При моём появлении в Шпиле свечи начинают трепетать и съёживаются почти до синих пушинок в своих основаниях.
– Ну ничего ж себе! – мой четвероногий читатель издалека принюхивается, – Не ранена?
Моё звериное тело покрыто кровью – пасть, шея, лапы и даже живот. Я встаю, принимая человеческий облик. От меня несёт солоноватостью моря и ржавчиной.
– Вроде в порядке… И куда на этот раз понесло?
– Логово Жрущих.
– Лавкрафт этих тварей не для твоих экскурсий придумал! Сама виновата, что умахалась… Ты слышишь вообще?
Я разжимаю ладонь. В ней – практически чистое серо-голубое пёрышко.
– Я лишь хотела… помочь.
В Логово Жрущих оседают те, кто разочаровался в мире, но не могут совершить самоубийство. Жизнь не радует их, и даже сны им не снятся. Вся их подсознательная активность проходит в своре потных глянцевидных, пожирающих друг друга тел. Нет причин объяснять название этих тварей.

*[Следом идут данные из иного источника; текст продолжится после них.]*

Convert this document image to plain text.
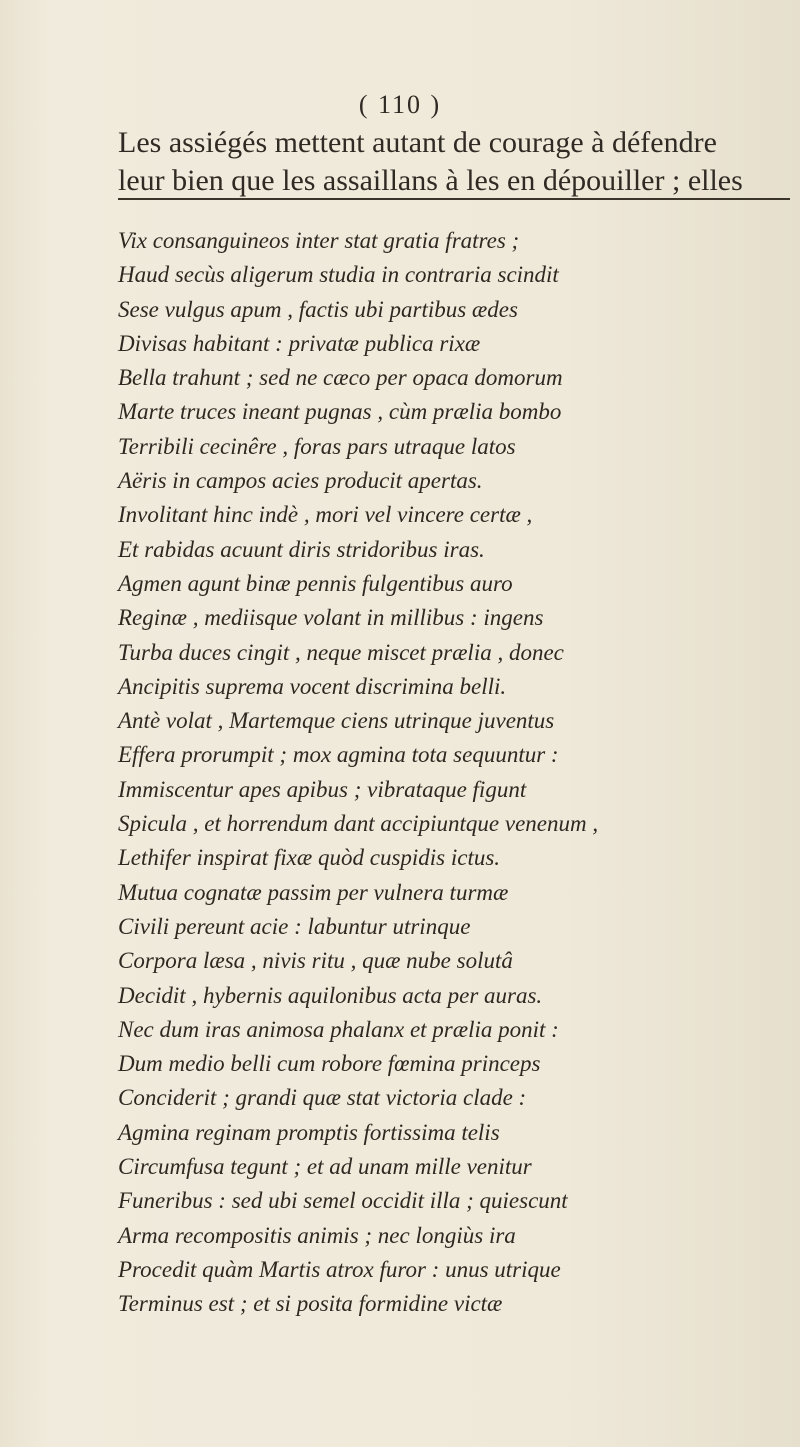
( 110 )
Les assiégés mettent autant de courage à défendre
leur bien que les assaillans à les en dépouiller ; elles
Vix consanguineos inter stat gratia fratres ;
Haud secùs aligerum studia in contraria scindit
Sese vulgus apum , factis ubi partibus ædes
Divisas habitant : privatæ publica rixæ
Bella trahunt ; sed ne cæco per opaca domorum
Marte truces ineant pugnas , cùm prælia bombo
Terribili cecinêre , foras pars utraque latos
Aëris in campos acies producit apertas.
Involitant hinc indè , mori vel vincere certæ ,
Et rabidas acuunt diris stridoribus iras.
Agmen agunt binæ pennis fulgentibus auro
Reginæ , mediisque volant in millibus : ingens
Turba duces cingit , neque miscet prælia , donec
Ancipitis suprema vocent discrimina belli.
Antè volat , Martemque ciens utrinque juventus
Effera prorumpit ; mox agmina tota sequuntur :
Immiscentur apes apibus ; vibrataque figunt
Spicula , et horrendum dant accipiuntque venenum ,
Lethifer inspirat fixæ quòd cuspidis ictus.
Mutua cognatæ passim per vulnera turmæ
Civili pereunt acie : labuntur utrinque
Corpora læsa , nivis ritu , quæ nube solutâ
Decidit , hybernis aquilonibus acta per auras.
Nec dum iras animosa phalanx et prælia ponit :
Dum medio belli cum robore fœmina princeps
Conciderit ; grandi quæ stat victoria clade :
Agmina reginam promptis fortissima telis
Circumfusa tegunt ; et ad unam mille venitur
Funeribus : sed ubi semel occidit illa ; quiescunt
Arma recompositis animis ; nec longiùs ira
Procedit quàm Martis atrox furor : unus utrique
Terminus est ; et si posita formidine victæ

– Этот человек сделал выбор.
– Я видела, как… это началось. И думала успеть.
Шажки. Переходят в бег. Голем преданно обнимает меня, тыкаясь безликой мордой в моё плечо. Мышцы согласно расслабляются, а щёки внезапно расчерчивают слёзы.
– Ах вот оно что… Да, я теперь точно вижу! – зверь подпрыгивает, и на его морде замирает торжественная ухмылка, – Твоя сестра – твоё сердце! Твои переживания и слабости. Твои тревоги. А ты, ты, Кали, Эклипс, Одиннадцать, как тебя? – холодный разум. Ты не можешь существовать в единстве. Вы не сливаетесь, иначе вы просто… кх!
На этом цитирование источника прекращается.